Stephen, born on Christmas Eve and named for the first martyr of Christianity, dreams as a child that "in some queer way she [is] Jesus".[58] When she discovers that Collins, object of her childhood crush, has housemaid's knee, she prays that the affliction be transferred to her: "I would like to wash Collins in my blood, Lord Jesus — I would like very much to be a Saviour to Collins — I love her, and I want to be hurt like You were".[59] This childish desire for martyrdom prefigures Stephen's ultimate self-sacrifice for Mary's sake.[60] After she tricks Mary into leaving her — carrying out a plan that leads Valérie to exclaim "you were made for a martyr!"[61] — Stephen, left alone in her home, sees the room thronged with inverts, living, dead, and unborn. They call on her to intercede with God for them, and finally possess her. It is with their collective voice that she demands of God, "Give us also the right to our existence".[62]

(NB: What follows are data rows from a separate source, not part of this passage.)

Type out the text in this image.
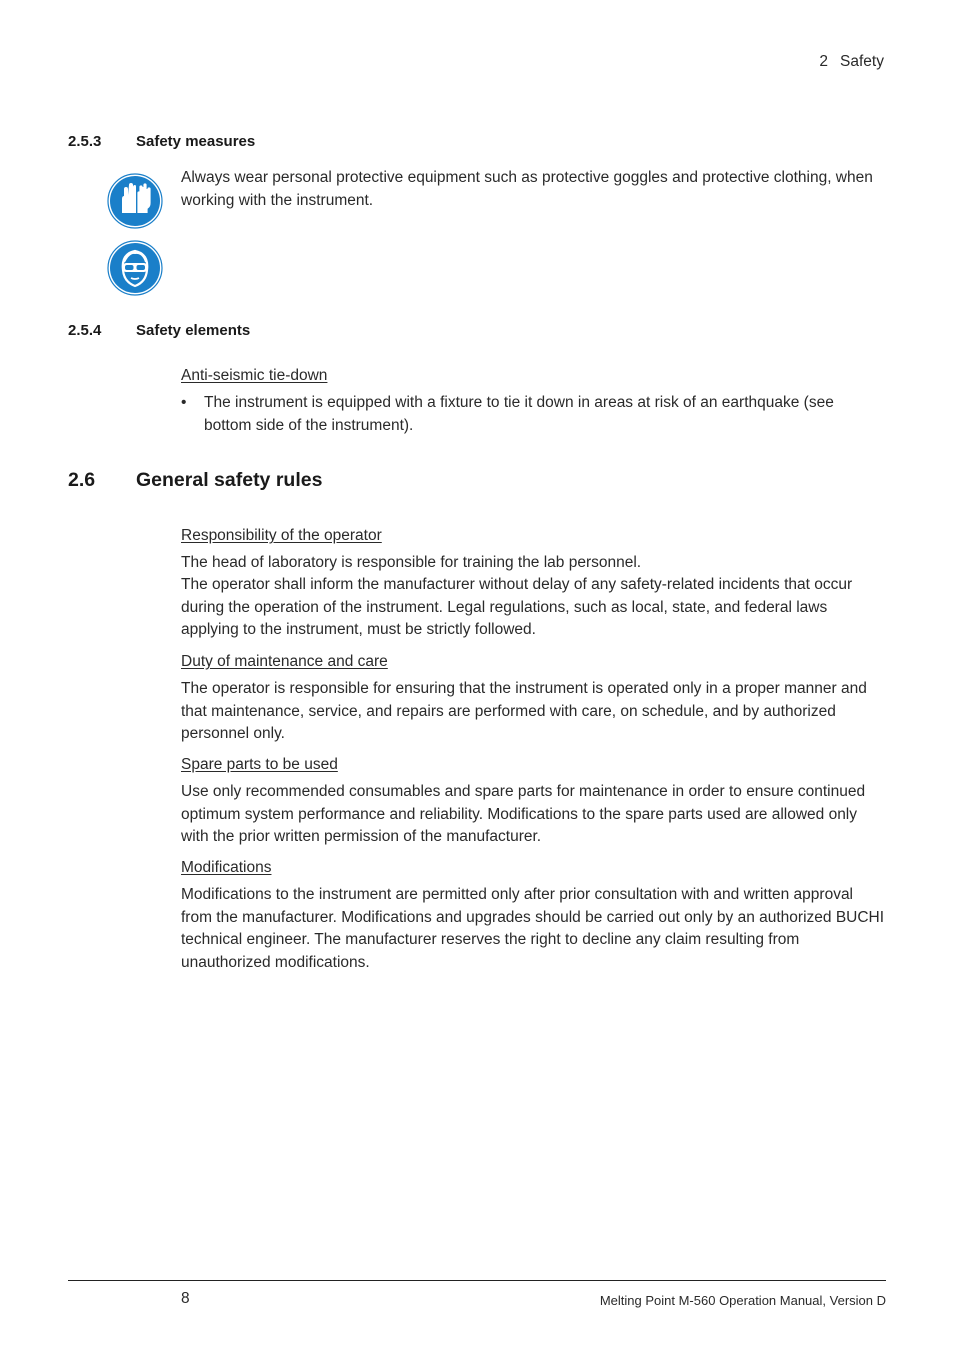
2 Safety
2.5.3 Safety measures
Always wear personal protective equipment such as protective goggles and protective clothing, when working with the instrument.
2.5.4 Safety elements
Anti-seismic tie-down
•	The instrument is equipped with a fixture to tie it down in areas at risk of an earthquake (see bottom side of the instrument).
2.6 General safety rules
Responsibility of the operator
The head of laboratory is responsible for training the lab personnel.
The operator shall inform the manufacturer without delay of any safety-related incidents that occur during the operation of the instrument. Legal regulations, such as local, state, and federal laws applying to the instrument, must be strictly followed.
Duty of maintenance and care
The operator is responsible for ensuring that the instrument is operated only in a proper manner and that maintenance, service, and repairs are performed with care, on schedule, and by authorized personnel only.
Spare parts to be used
Use only recommended consumables and spare parts for maintenance in order to ensure continued optimum system performance and reliability. Modifications to the spare parts used are allowed only with the prior written permission of the manufacturer.
Modifications
Modifications to the instrument are permitted only after prior consultation with and written approval from the manufacturer. Modifications and upgrades should be carried out only by an authorized BUCHI technical engineer. The manufacturer reserves the right to decline any claim resulting from unauthorized modifications.
8	Melting Point M-560 Operation Manual, Version D
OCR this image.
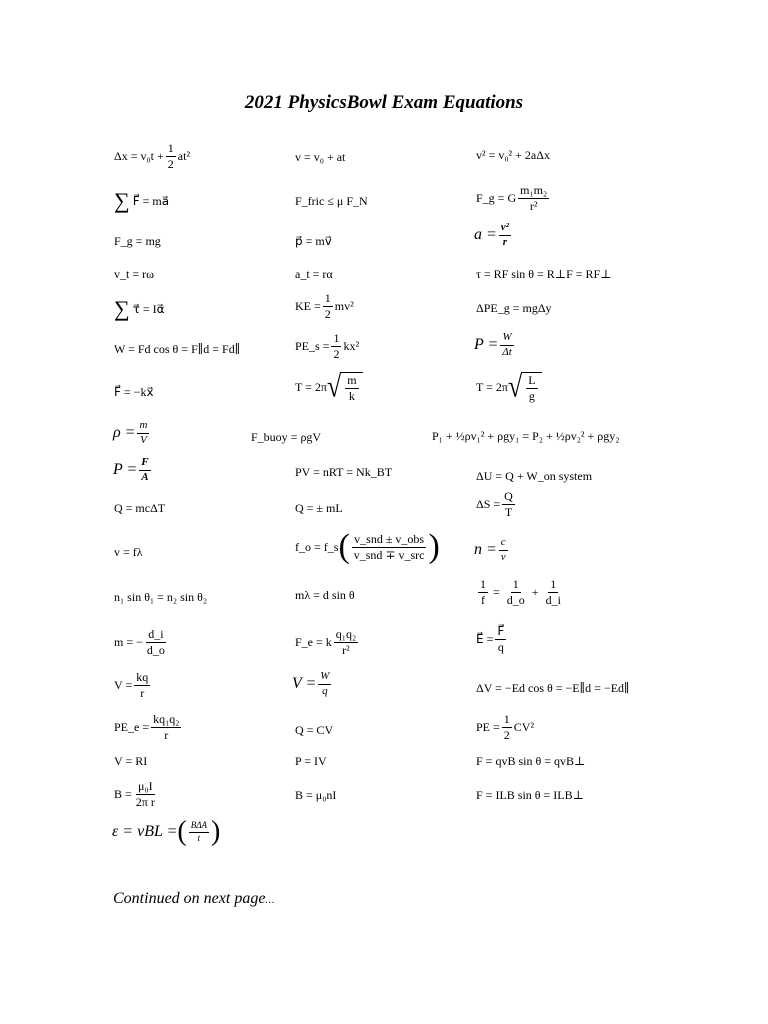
2021 PhysicsBowl Exam Equations
$\Delta x = v_0t + \frac{1}{2} at^2$	v = v₀ + at	v² = v₀² + 2aΔx
∑ F⃗ = ma⃗	F_fric ≤ μ F_N	F_g = G $\frac{\text{m₁m₂}}{\text{r²}}$
F_g = mg	p⃗ = mv⃗	$a = \frac{\text{v²}}{r}$
v_t = rω	a_t = rα	τ = RF sin θ = R⊥F = RF⊥
∑ τ⃗ = Iα⃗	KE = $\frac{1}{2} mv^2$	ΔPE_g = mgΔy
W = Fd cos θ = F∥d = Fd∥	PE_s = $\frac{1}{2} kx^2$	$P = \frac{W}{\Delta t}$
F⃗ = −kx⃗	T = 2π √ $\frac{m}{k}$	T = 2π √ $\frac{L}{g}$
$\rho = \frac{m}{V}$	F_buoy = ρgV	P₁ + ½ρv₁² + ρgy₁ = P₂ + ½ρv₂² + ρgy₂
$P = \frac{F}{A}$	PV = nRT = Nk_BT	ΔU = Q + W_on system
Q = mcΔT	Q = ± mL	$\Delta S = \frac{Q}{T}$
v = fλ	f_o = f_s ( $\frac{\text{v\_snd ± v\_obs}}{\text{v\_snd ∓ v\_src}}$ ) $n = \frac{c}{v}$
n₁ sin θ₁ = n₂ sin θ₂	mλ = d sin θ	$\frac{1}{f} = \frac{1}{d\_o} + \frac{1}{d\_i}$
m = − $\frac{d\_i}{d\_o}$	F_e = k $\frac{\text{q₁q₂}}{\text{r²}}$	E⃗ = $\frac{F⃗}{q}$
$V = \frac{kq}{r}$	$V = \frac{W}{q}$	ΔV = −Ed cos θ = −E∥d = −Ed∥
PE_e = $\frac{\text{kq₁q₂}}{r}$	Q = CV	PE = $\frac{1}{2} CV^2$
V = RI	P = IV	F = qvB sin θ = qvB⊥
$B = \frac{\text{μ₀I}}{\text{2π r}}$	B = μ₀nI	F = ILB sin θ = ILB⊥
ε = vBL = ( $\frac{\text{BΔA}}{t}$ )
Continued on next page…
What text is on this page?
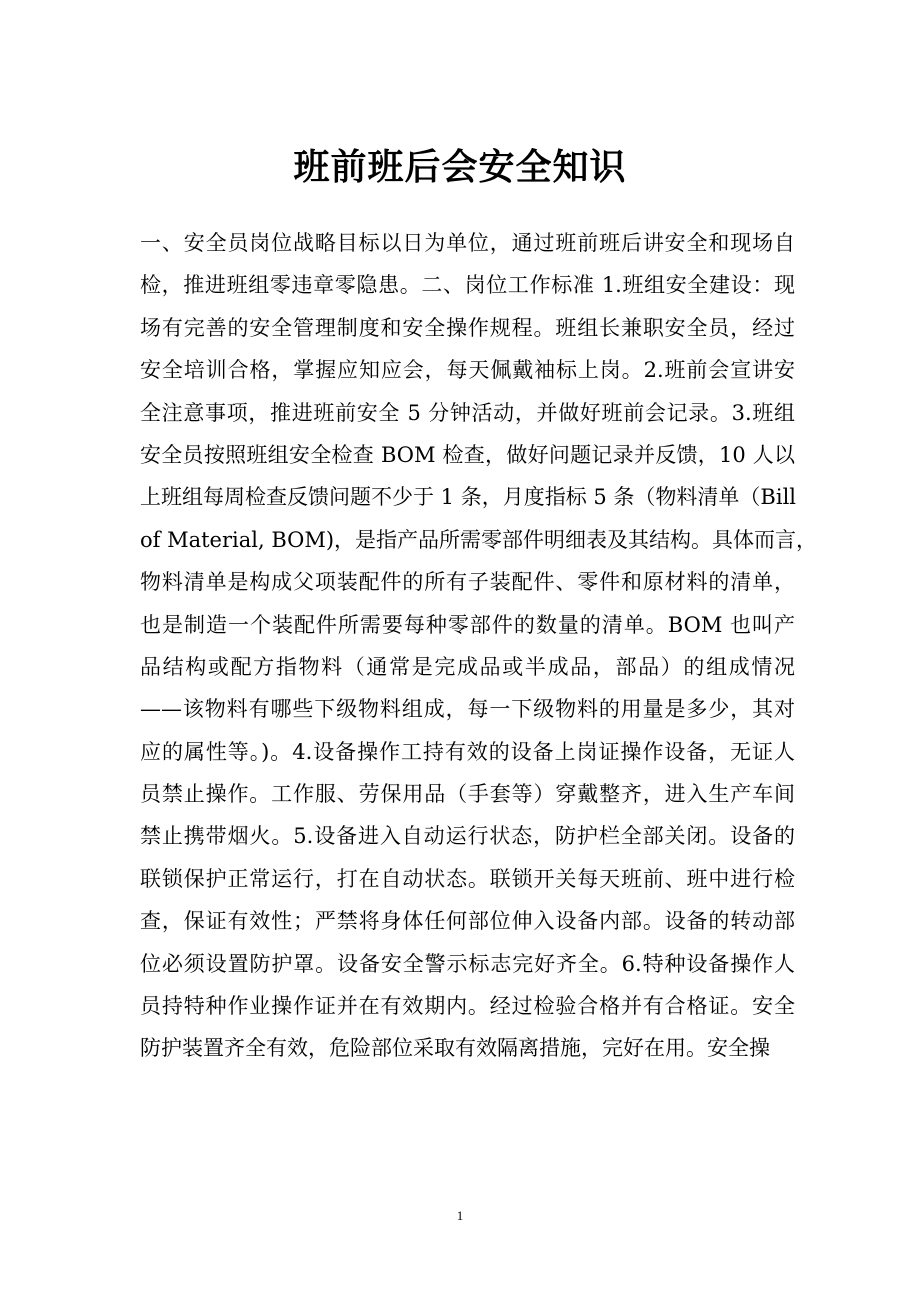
班前班后会安全知识
一、安全员岗位战略目标以日为单位，通过班前班后讲安全和现场自
检，推进班组零违章零隐患。二、岗位工作标准 1.班组安全建设：现
场有完善的安全管理制度和安全操作规程。班组长兼职安全员，经过
安全培训合格，掌握应知应会，每天佩戴袖标上岗。2.班前会宣讲安
全注意事项，推进班前安全 5 分钟活动，并做好班前会记录。3.班组
安全员按照班组安全检查 BOM 检查，做好问题记录并反馈，10 人以
上班组每周检查反馈问题不少于 1 条，月度指标 5 条（物料清单（Bill
of Material, BOM)，是指产品所需零部件明细表及其结构。具体而言，
物料清单是构成父项装配件的所有子装配件、零件和原材料的清单，
也是制造一个装配件所需要每种零部件的数量的清单。BOM 也叫产
品结构或配方指物料（通常是完成品或半成品，部品）的组成情况
——该物料有哪些下级物料组成，每一下级物料的用量是多少，其对
应的属性等。)。4.设备操作工持有效的设备上岗证操作设备，无证人
员禁止操作。工作服、劳保用品（手套等）穿戴整齐，进入生产车间
禁止携带烟火。5.设备进入自动运行状态，防护栏全部关闭。设备的
联锁保护正常运行，打在自动状态。联锁开关每天班前、班中进行检
查，保证有效性；严禁将身体任何部位伸入设备内部。设备的转动部
位必须设置防护罩。设备安全警示标志完好齐全。6.特种设备操作人
员持特种作业操作证并在有效期内。经过检验合格并有合格证。安全
防护装置齐全有效，危险部位采取有效隔离措施，完好在用。安全操
1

After Stephen reads Krafft-Ebing in her father's library, she opens the Bible at random, seeking a sign, and reads Genesis 4:15, "And the Lord set a mark upon Cain...."[63] Hall uses the mark of Cain, a sign of shame and exile, throughout the novel as a metaphor for the situation of inverts.[64] Her defense of inversion took the form of a religious argument: God had created inverts, so humanity should accept them.[65] The Well's use of religious imagery outraged the book's opponents,[66] but Hall's vision of inversion as a God-given state was an influential contribution to the language of LGBT rights.[67]